À la télé ce soir: Petite histoire de la visibilité des homosexuels

Dans un sujet bien documenté et rempli de beau monde, Le doc stupéfiant raconte l’histoire des représentations LGBT.

François Périer, l'homo invisible
François Périer, à droite, dans Hôtel du Nord. © BelgaImage
Diffusion le 28 mars à 21h00 sur France 5

Ce docu, L’homo invisible, raconte l’évolution de l’image des gays et des lesbiennes dans les arts et les médias. Une petite histoire du XXe siècle vue sous l’angle de la clandestinité et du Code pénal dans une France qui évoque encore l’outrage public et fait une différence entre la majorité sexuelle accordée aux hétérosexuels fixée à 18 ans et celle des gays fixée à 21 ans – une discrimination qui ne sera levée qu’en 1982. Une histoire des représentations depuis le temps du harcèlement policier des années 1900 (avec descente dans les lieux de rencontre et fichage en bonne et due forme) jusqu’à Eddy de Pretto, chanteur de la génération queer présent dans le sujet. Au casting également, Marie-Jo Bonnet, spécialiste de l’histoire des femmes, des journalistes (Gérard Lefort, Didier Varrod), des écrivains (Dominique Fernandez, Charles Dantzig), des artistes (Pierre et Gilles, Suzanne, Catherine Corsini). Toutes ces personnalités regardent dans le rétroviseur et pointent les exemples – le plus souvent maquillés – où le sentiment homosexuel s’est exprimé.

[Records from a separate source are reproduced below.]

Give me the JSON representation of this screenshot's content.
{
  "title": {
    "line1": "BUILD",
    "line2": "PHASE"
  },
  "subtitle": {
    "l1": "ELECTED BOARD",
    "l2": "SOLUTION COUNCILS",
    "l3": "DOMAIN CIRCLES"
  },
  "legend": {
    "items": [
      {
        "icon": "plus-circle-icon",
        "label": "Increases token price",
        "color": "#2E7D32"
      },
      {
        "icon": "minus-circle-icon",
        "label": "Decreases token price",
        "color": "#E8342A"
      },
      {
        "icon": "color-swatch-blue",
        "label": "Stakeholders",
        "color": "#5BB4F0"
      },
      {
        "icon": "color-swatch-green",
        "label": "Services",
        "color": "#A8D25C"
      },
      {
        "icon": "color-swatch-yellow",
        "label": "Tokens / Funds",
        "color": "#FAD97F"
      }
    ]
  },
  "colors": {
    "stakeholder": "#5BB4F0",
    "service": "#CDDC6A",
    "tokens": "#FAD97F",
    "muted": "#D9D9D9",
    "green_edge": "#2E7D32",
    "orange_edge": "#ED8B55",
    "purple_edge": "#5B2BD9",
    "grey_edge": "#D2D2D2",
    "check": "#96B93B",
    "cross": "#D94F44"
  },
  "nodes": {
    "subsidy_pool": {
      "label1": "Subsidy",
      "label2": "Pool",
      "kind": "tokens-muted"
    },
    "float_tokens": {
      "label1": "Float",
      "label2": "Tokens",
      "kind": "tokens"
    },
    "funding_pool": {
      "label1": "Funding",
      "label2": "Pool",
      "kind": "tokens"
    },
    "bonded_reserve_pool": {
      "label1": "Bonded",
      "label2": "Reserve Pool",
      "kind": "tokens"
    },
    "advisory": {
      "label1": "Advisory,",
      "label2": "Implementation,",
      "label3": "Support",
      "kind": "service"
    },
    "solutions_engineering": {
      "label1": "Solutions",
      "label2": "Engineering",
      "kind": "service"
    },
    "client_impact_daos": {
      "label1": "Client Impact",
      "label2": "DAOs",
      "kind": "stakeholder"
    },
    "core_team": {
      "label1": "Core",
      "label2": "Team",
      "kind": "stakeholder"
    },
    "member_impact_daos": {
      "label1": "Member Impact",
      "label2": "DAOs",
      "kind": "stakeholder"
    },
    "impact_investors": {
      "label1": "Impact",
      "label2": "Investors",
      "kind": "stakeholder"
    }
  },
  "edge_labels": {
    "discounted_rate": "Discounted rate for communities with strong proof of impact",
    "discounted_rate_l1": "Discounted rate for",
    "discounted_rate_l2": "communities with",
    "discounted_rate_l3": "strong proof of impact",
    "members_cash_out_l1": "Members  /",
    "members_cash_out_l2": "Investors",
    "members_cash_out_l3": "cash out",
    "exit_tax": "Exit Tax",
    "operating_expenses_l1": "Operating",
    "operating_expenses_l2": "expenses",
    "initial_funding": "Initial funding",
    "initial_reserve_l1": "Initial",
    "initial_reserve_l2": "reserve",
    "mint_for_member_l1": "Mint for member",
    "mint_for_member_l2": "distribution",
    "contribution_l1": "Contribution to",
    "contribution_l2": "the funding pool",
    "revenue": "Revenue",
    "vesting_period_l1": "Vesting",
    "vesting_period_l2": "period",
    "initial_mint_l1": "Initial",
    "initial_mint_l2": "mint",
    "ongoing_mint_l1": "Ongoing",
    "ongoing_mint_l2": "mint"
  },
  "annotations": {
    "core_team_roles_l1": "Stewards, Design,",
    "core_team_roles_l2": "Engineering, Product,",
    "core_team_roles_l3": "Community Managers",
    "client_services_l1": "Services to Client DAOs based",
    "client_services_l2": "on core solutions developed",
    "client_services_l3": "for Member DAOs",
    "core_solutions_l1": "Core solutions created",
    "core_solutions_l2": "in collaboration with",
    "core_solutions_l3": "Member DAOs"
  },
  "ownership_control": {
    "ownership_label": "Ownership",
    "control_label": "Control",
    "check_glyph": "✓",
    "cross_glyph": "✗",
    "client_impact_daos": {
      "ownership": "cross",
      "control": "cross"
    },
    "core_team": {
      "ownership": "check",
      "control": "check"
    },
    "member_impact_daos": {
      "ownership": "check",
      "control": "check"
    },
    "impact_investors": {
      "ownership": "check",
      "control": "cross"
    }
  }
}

Le Jardin extraordinaire de Charles Trenet, texte codé des années 50 évoquant la drague dans les parcs. Nous les amoureux de Jean-Claude Pascal qui remporte le Concours Eurovision de la chanson en 1961 avec cette illustration cryptée des amours homosexuelles contrariées. Hôtel du Nord de Marcel Carné qui, en 1938, met en scène Adrien, personnage homo interprété – par sous-entendus – par François Périer. Les modèles peints par Tamara de Lempicka dans les années 1920 – notamment ceux posant pour Les deux amies (deux femmes nues au lit) ou le portrait de Suzy Solidor, chanteuse lesbienne des nuits folles parisiennes. Claudine à l’école de Colette qui décrit le trouble des attractions saphiques… Ces exemples se répètent jusqu’à indiquer que l’invisibilité des homosexuel(le)s s’inscrit dans une histoire. Une histoire en négatif de notre temps, une histoire de revendications qui ne disent pas leur nom, mais insistent et finissent par frapper à la porte de la société.